= Herbsaint =

Brand name of anise-flavored liquor

Herbsaint is a brand name of anise-flavored liqueur originally created as an absinthe substitute in New Orleans, Louisiana in 1934, and currently produced by the Sazerac Company.

It was developed by J. Marion Legendre and Reginald Parker of the city, who had learned how to make absinthe while in France during World War I. It was originally produced under the name "Legendre Absinthe", although it never contained absinthe's essential ingredient, grand wormwood (Artemisia absinthium). It first went on sale following the repeal of Prohibition, and was unique in its category as an absinthe substitute, as opposed to a pastis. The Federal Alcohol Control Administration soon objected to Legendre's use of the word "absinthe", so the name was changed to "Legendre Herbsaint", French/Creole for "Herbe Sainte" (Sacred Herb), the Artemisia absinthium.

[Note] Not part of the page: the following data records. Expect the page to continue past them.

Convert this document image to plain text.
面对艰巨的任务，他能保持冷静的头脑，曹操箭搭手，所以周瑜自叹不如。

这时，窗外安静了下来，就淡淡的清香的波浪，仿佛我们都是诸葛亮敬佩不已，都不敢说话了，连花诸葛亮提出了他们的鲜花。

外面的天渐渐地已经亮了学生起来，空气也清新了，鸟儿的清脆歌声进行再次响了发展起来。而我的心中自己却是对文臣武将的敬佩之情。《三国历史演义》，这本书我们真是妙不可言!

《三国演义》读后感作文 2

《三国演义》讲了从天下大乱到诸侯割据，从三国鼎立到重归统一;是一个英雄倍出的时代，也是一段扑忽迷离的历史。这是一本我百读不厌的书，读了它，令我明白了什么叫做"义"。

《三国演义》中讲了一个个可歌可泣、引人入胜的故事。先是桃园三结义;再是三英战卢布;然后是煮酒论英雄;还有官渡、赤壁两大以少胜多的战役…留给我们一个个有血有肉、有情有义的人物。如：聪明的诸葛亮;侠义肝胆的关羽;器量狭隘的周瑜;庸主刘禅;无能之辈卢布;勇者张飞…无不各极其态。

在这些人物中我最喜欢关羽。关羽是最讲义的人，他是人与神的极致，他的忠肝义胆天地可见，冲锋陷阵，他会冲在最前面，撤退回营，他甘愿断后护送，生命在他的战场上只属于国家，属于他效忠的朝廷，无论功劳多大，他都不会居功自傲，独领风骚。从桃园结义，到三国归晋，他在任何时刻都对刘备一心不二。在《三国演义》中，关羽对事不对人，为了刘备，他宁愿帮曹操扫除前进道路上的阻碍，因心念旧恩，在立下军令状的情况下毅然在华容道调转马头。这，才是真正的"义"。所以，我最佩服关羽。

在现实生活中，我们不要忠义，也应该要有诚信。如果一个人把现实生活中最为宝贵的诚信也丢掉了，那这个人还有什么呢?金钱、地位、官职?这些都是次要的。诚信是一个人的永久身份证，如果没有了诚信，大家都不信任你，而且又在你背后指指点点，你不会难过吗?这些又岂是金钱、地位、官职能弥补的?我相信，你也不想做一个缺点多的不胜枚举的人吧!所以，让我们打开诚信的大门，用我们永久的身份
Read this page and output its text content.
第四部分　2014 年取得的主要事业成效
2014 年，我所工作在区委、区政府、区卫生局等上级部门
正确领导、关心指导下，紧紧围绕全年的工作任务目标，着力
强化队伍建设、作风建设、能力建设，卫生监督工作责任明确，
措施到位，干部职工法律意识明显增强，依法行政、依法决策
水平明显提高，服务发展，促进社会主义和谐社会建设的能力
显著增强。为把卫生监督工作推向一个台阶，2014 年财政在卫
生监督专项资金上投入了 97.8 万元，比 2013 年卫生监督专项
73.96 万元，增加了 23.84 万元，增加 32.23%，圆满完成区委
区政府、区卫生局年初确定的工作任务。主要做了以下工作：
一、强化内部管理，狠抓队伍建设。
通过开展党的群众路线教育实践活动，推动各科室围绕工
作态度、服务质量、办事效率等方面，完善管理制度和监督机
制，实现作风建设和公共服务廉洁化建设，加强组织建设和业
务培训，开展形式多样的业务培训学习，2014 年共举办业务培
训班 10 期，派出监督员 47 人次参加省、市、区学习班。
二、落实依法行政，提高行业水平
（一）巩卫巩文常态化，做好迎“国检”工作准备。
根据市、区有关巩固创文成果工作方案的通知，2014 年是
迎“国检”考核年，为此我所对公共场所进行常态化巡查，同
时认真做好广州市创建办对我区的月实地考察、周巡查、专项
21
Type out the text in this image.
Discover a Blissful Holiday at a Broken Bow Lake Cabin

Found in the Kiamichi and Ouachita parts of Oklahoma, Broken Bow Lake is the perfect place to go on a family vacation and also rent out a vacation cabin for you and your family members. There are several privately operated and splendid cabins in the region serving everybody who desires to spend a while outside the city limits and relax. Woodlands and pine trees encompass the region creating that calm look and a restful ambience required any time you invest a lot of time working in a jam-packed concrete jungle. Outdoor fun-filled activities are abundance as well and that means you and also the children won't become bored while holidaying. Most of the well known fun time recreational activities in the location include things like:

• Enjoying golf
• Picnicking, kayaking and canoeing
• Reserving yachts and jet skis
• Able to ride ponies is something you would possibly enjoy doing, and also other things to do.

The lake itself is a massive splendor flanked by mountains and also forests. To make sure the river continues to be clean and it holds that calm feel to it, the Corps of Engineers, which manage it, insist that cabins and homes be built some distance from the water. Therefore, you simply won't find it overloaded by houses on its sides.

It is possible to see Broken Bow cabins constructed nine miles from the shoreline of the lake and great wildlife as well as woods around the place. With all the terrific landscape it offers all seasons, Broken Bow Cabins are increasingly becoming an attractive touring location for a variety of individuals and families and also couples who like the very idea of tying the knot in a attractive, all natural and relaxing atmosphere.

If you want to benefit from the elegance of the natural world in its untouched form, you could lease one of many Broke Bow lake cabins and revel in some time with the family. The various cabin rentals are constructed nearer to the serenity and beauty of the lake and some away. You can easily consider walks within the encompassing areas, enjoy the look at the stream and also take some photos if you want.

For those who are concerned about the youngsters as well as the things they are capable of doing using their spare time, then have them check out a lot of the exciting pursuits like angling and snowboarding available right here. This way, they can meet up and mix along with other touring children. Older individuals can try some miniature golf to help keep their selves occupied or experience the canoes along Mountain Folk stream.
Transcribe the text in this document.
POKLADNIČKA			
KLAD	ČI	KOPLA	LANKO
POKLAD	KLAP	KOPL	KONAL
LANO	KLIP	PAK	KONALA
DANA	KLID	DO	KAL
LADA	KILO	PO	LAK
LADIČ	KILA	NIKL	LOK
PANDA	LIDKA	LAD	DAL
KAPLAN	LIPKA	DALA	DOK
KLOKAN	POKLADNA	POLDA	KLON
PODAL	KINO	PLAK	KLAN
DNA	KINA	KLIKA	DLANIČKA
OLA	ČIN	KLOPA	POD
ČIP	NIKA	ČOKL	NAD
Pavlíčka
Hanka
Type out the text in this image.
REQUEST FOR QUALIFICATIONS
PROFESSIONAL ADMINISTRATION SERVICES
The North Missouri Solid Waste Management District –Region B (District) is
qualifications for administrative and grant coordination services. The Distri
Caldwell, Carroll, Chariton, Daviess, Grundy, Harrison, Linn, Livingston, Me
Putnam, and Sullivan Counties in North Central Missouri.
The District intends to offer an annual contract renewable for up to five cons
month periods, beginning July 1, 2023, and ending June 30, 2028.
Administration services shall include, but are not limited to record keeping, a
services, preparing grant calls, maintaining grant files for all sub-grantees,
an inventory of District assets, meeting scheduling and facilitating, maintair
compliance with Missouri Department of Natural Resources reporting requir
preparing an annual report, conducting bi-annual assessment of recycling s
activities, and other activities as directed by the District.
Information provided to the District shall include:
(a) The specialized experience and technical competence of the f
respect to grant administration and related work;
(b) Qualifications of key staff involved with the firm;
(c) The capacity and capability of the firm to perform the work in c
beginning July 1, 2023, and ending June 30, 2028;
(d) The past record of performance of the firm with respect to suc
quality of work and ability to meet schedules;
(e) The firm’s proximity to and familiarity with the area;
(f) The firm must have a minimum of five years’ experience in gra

The Sazerac Company bought J.M. Legendre & Co. in June 1949. Herbsaint was originally bottled at 120 proof (60%), but this was later reduced to 100 proof (50%), then changed to a different 90 proof (45%) recipe in the mid-1950s. By the early 1970s only the 90 proof remained. In December 2009, the Sazerac Company reintroduced J.M. Legendre's original 100 proof recipe as Herbsaint Original.